Oxfam détaille les 6 raisons pour lesquelles une baisse aveugle des impôts de production pourrait être « contre-productive » [4]

Pour Quentin Parrinello, porte-parole d’Oxfam France :

« Le gouvernement fait fausse route : baisser les impôts ne fait pas automatiquement augmenter l’investissement. Notre récent rapport sur le CAC 40 montre bien que les baisses d’impôts accordées au CAC 40 entre 2009 et 2018 n’ont pas relancé l’investissement : elles ont été essentiellement absorbées dans la hausse des dividendes.

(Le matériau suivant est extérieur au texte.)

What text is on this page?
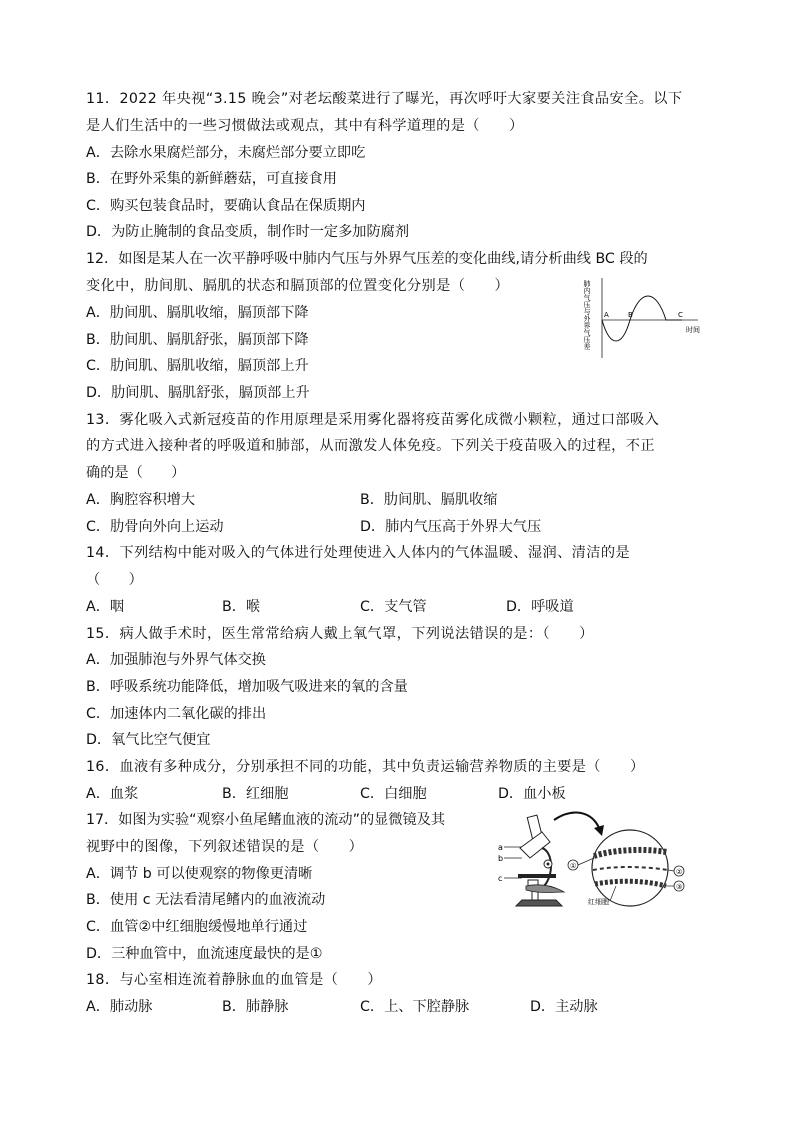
11．2022 年央视“3.15 晚会”对老坛酸菜进行了曝光，再次呼吁大家要关注食品安全。以下
是人们生活中的一些习惯做法或观点，其中有科学道理的是（　　）
A．去除水果腐烂部分，未腐烂部分要立即吃
B．在野外采集的新鲜蘑菇，可直接食用
C．购买包装食品时，要确认食品在保质期内
D．为防止腌制的食品变质，制作时一定多加防腐剂
12．如图是某人在一次平静呼吸中肺内气压与外界气压差的变化曲线,请分析曲线 BC 段的
变化中，肋间肌、膈肌的状态和膈顶部的位置变化分别是（　　）
A．肋间肌、膈肌收缩，膈顶部下降
B．肋间肌、膈肌舒张，膈顶部下降
C．肋间肌、膈肌收缩，膈顶部上升
D．肋间肌、膈肌舒张，膈顶部上升
肺内气压与外界气压差 A	B	C
时间
13．雾化吸入式新冠疫苗的作用原理是采用雾化器将疫苗雾化成微小颗粒，通过口部吸入
的方式进入接种者的呼吸道和肺部，从而激发人体免疫。下列关于疫苗吸入的过程，不正
确的是（　　）
A．胸腔容积增大	B．肋间肌、膈肌收缩
C．肋骨向外向上运动	D．肺内气压高于外界大气压
14．下列结构中能对吸入的气体进行处理使进入人体内的气体温暖、湿润、清洁的是
（　　）
A．咽	B．喉	C．支气管	D．呼吸道
15．病人做手术时，医生常常给病人戴上氧气罩，下列说法错误的是：（　　）
A．加强肺泡与外界气体交换
B．呼吸系统功能降低，增加吸气吸进来的氧的含量
C．加速体内二氧化碳的排出
D．氧气比空气便宜
16．血液有多种成分，分别承担不同的功能，其中负责运输营养物质的主要是（　　）
A．血浆	B．红细胞	C．白细胞	D．血小板
17．如图为实验“观察小鱼尾鳍血液的流动”的显微镜及其
视野中的图像，下列叙述错误的是（　　）
A．调节 b 可以使观察的物像更清晰
B．使用 c 无法看清尾鳍内的血液流动
C．血管②中红细胞缓慢地单行通过
D．三种血管中，血流速度最快的是①
a
b
c
①
②
③
红细胞
18．与心室相连流着静脉血的血管是（　　）
A．肺动脉	B．肺静脉	C．上、下腔静脉	D．主动脉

Cette baisse considérable d’impôts n’est pas ciblée vers la transition écologique et sociale, quel gâchis ! La baisse profitera à des Biocoop comme à des Total. Pire, les secteurs qui devraient le plus profiter de la baisse sont les secteurs les plus polluants comme les hydrocarbures ou la finance. Il est indispensable de fixer des conditionnalités écologiques et sociales aux aides versées aux grandes entreprises. D’ailleurs, même des députés LREM, Modem et Agir le réclamaient en juillet dernier : ils demandaient notamment des conditionnalités climatiques et une exclusion des grandes entreprises si une baisse des impôts de production était engagée. Le coût pour l’Etat et les collectivités locales est immense. Le gouvernement devra trouver 10 milliards d’euros chaque année pour équilibrer son budget. Qui va payer la note ? »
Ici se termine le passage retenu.